On Thu, Dec 1, 2016 at 9:58 AM, Don Zickus <dzickus(a)redhat.com> wrote:
On Thu, Dec 01, 2016 at 07:53:06AM -0600, Justin Forbes wrote:
> On Wed, Nov 30, 2016 at 8:03 PM, Don Zickus <dzickus(a)redhat.com> wrote:
> > On Wed, Nov 30, 2016 at 04:25:30PM -0800, Laura Abbott wrote:
> > > > I don't think it would be a bad idea to enable in rawhide and see
> > it works out, from there it will trickle down as the stable releases get
> > rebased. While turning it on in theory shouldn't create a problem. I
> > honestly don't get warm fuzzies making such a change without at least some
> > time testing in rawhide. We are just a week or two away from 4.9 final now,
> > so it isn't a huge delay. The changes being proposed upstream are not even
> > in next yet, so it has some time to be shaken out before it would ever see
> > a stable release, though the feature would need to be enabled in rawhide
> > for testing as that happens.
> > > >
> > > > Justin
> > > >
> > > >
> > >
> > > I'm not opposed to turning it on but I'm a little bit wary
> > > of this causing unexpected problems for users. From
> > > experience, how likely is it that a module passes the version
> > > checks but something else has changed such that it no longer
> > > works? Even if we can't officially support 3rd party modules,
> > > I'd like to not make it too much worse within reason.
> > Hi Laura,
> > Thanks for the feedback!
> > That can always be the case, static inlines for example. But RHEL has been
> > relying on this since RHEL-5 with many 3rd party drivers. Various fixes
> > have gone in to the genksyms tool to make this interface fairly reliable.

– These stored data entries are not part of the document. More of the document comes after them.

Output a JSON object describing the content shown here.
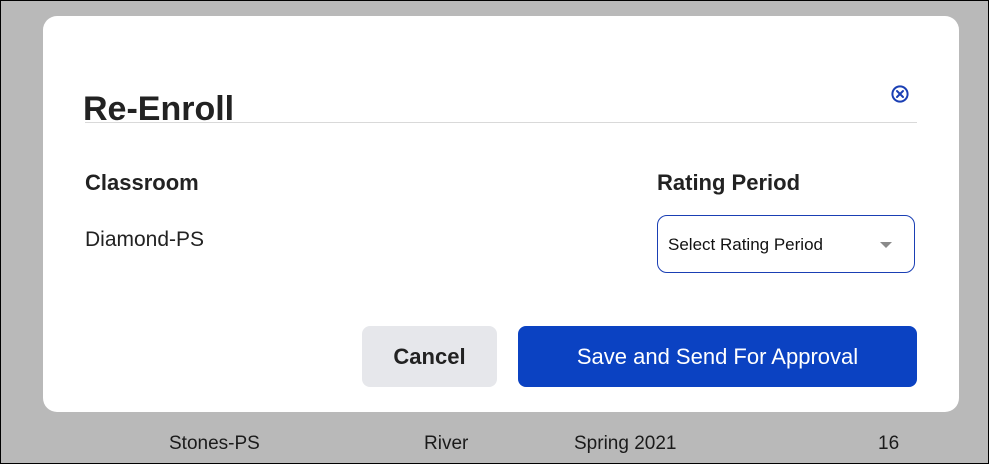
{
  "background_table": {
    "row": {
      "classroom": "Stones-PS",
      "location": "River",
      "period": "Spring 2021",
      "count": "16"
    }
  },
  "modal": {
    "title": "Re-Enroll",
    "close_icon": "close-circle-icon",
    "classroom_label": "Classroom",
    "classroom_value": "Diamond-PS",
    "rating_period_label": "Rating Period",
    "rating_period_select": {
      "selected": "Select Rating Period",
      "icon": "chevron-down-icon"
    },
    "cancel_label": "Cancel",
    "save_label": "Save and Send For Approval"
  },
  "colors": {
    "overlay": "#b9b9b9",
    "primary": "#0b42c2",
    "select_border": "#1a3fb4",
    "close_icon": "#1a3fb4",
    "cancel_bg": "#e6e7eb"
  }
}
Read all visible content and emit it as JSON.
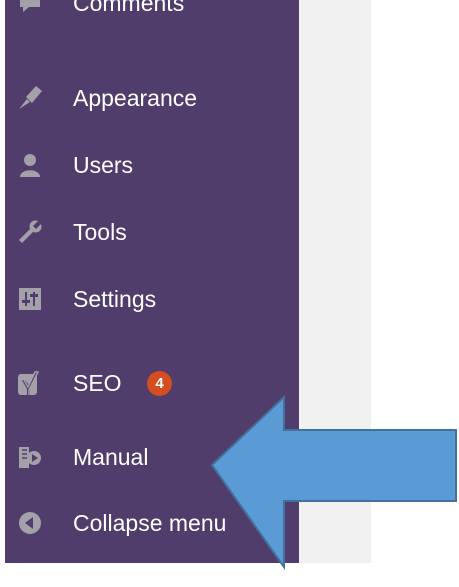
{
  "sidebar": {
    "items": [
      {
        "label": "Comments",
        "icon": "comments-icon"
      },
      {
        "label": "Appearance",
        "icon": "paintbrush-icon"
      },
      {
        "label": "Users",
        "icon": "user-icon"
      },
      {
        "label": "Tools",
        "icon": "wrench-icon"
      },
      {
        "label": "Settings",
        "icon": "settings-sliders-icon"
      },
      {
        "label": "SEO",
        "icon": "yoast-icon",
        "badge": "4"
      },
      {
        "label": "Manual",
        "icon": "manual-book-icon"
      },
      {
        "label": "Collapse menu",
        "icon": "collapse-arrow-icon"
      }
    ]
  },
  "colors": {
    "sidebar_bg": "#513d6c",
    "icon": "#a3a0a9",
    "badge": "#d54e21",
    "arrow_fill": "#5b9bd5",
    "arrow_stroke": "#41719c",
    "content_bg": "#f1f1f1"
  }
}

> RHEL relying on this without major issues is very different than Fedora
> relying on it. Fedora 23 which will EOL this month released with a 4.2
> kernel and is currently using 4.8.10.
In that scenario, I would fully expect lots of symbols to break after each
major kernel version release. As a result a driver would fail to load and
would need to be rebuilt. No different than today.
I don't expect Fedora to change any process or policy here. I was just
trying to point out that the MODVERSIONS technology works well (despite the
upstream thread which broke things when enabling EXPORT_SYMBOL in asm
files due to a bad binutil version). :-)
Based on the upstream thread, it seems there is widespread frustration with
guaranteeing correct module load with different kernel versions.
MODVERSIONS is pretty good today, but folks want better. Red Hat would like
to help promote better technology here as kabi is something of a value add
It is easier to do that if we can sync up some of RHEL's process with Fedora
to aid in flushing out issues. That is really my main motivation here.
We can then use RH's internal testing and tooling to help verify things.
I believe it should have zero impact on Fedora. The upstream discussion is
now resolved for 4.9 if I understand things correctly. But feel free to
wait until 4.9 is actually released to make sure MODVERSIONS is no longer
depending on BROKEN.
I think Linus removed the dependency on BROKEN, but there are still
some unresolved issues that make MODVERSIONS not functional. Until
those get cleared up, I'm not sure it's safe to enable in 4.9.
Definitely something to keep an eye on as the release gets closer.
In case you want to understand the technology a little bit better.
Fedora, module loading is based on a version string check. If the module's
version string matches the kernel's string, it will load. No other sanity
check. So if a kernel is modified but the version string isn't updated, bad
things may happen.
MODVERSIONS takes a checksum of the _whole_ path of an EXPORT_SYMBOL and its
parameters, recursively diving through structs until it gets to the very
basic types of int, char, void, etc.. Sometimes 100 levels deep. This is
done by preprocessing the .c file into a .i fisrt. Once that extremely long
string is created, it is checksummed and stored in the .ko as the CRC.
Any out-of-tree module compiled has to go through the same steps and uses
the crc symbols from Modules.symvers as its dependency.
Upon module loading, if the CRCs don't match the module is blocked. If they
do match, it implies the structs, the offsets, the variable names,
everything has not changed for that EXPORT_SYMBOL (ignoring code use of
those struct elements). That is a pretty decent sanity check that the
driver should work on that kernel version. Nothing is 100%, I get that, but
with our experience on RHEL (and all the hairy rebased subsystems we do), it
has worked pretty well.
If Fedora continues to promote DKMS and akmod, then no one has to worry
about this issue as those drivers will get stuck in extras/ and only be
available to that kernel. :-)
Just to clarify something, Fedora doesn't promote either DKMS or
akmod. In fact, we don't promote anything around 3rd party modules at
all. The packages exist in the repo and that is what people use, but
we don't recommend they do so. It's a minor wording issue, but I
don't want people to get the wrong idea.